Em "Partita", um bailarino reescreve cada letra do poema, em diálogo com os gestos dos demais intérpretes. É um contraste entre o mundo romântico de Heine e a objetividade modernista de Williams, cujo poema se limita a descrever a tragédia.

Do mesmo modo, os contrastes da nova temporada da SPCD evidenciam as características dos diferentes estilos de dança. O desejo de formar plateias não anula a natureza da produção coreográfica do tempo presente. A dança tende a se distanciar do didatismo em voga nas artes plásticas ou na literatura. É uma arte que não oferece respostas, mas incomoda na espontaneidade de sua linguagem: o corpo em movimento. Se a coreografia é autônoma, o espectador passa ao largo de dogmatismos na liberdade de sua interpretação.

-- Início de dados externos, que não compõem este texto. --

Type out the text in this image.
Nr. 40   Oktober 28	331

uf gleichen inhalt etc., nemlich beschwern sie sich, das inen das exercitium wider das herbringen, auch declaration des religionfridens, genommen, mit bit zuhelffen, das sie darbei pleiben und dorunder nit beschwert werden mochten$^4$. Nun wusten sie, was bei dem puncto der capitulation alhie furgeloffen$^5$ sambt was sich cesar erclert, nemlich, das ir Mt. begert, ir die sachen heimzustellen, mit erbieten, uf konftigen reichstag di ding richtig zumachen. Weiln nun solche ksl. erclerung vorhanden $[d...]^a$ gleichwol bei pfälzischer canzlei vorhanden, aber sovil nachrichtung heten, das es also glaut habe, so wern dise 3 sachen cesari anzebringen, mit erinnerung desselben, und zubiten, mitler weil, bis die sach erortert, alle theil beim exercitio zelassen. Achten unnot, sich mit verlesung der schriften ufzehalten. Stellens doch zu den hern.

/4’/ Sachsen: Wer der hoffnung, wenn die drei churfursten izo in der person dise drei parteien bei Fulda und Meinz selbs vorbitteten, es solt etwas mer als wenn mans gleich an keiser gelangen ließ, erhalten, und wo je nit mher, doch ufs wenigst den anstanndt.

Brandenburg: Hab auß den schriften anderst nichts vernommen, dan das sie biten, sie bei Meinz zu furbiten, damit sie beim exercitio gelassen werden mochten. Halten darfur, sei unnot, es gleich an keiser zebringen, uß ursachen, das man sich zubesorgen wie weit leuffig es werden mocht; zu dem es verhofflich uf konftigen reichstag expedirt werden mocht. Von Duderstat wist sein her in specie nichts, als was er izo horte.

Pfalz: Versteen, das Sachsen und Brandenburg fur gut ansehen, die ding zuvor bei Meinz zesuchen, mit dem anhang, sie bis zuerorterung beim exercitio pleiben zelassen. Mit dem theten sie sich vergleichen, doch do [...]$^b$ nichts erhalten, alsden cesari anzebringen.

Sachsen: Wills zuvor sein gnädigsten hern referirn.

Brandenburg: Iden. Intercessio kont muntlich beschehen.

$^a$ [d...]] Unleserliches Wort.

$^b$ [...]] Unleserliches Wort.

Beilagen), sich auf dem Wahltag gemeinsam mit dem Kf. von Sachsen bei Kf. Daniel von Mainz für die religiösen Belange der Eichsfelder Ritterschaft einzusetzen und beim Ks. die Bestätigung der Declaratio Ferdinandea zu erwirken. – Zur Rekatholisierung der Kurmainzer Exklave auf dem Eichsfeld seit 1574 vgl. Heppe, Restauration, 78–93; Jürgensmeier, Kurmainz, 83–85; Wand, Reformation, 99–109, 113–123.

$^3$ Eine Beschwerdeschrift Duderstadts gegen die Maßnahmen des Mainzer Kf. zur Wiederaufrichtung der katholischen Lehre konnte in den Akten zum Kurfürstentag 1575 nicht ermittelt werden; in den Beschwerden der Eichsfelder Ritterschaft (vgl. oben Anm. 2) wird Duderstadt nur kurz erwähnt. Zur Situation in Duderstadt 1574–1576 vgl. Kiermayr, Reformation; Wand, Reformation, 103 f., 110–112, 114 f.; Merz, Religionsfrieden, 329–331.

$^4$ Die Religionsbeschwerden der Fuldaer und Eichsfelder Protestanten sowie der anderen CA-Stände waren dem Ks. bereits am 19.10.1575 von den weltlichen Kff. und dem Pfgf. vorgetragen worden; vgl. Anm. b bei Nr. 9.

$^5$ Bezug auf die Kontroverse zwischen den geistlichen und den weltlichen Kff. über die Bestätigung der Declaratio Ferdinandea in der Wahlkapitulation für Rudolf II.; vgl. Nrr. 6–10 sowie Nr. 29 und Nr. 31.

Por fim, "Labirintos em Movimento" expõe os sucessivos discursos sobre a mulher que o balé produziu ao longo da história —e aqui entramos num debate candente na dança. É um pensamento ambíguo. Poderosas, as Willis podem ser bruxas ou musas.

No século 20, Balanchine desvelou as ambivalências da representação da mulher na dança, repetindo a frase "balé é mulher". Ele partia daquele olhar estereotipado do romantismo para glorificar o sexo oposto. Vislumbrava em "Giselle" ou em "Les Sylphides" uma promessa de beleza para o século que se iniciava.

Mas agora a condição humana é mais melancólica. Já não existem promessas. Sabemos que o belo é uma ficção.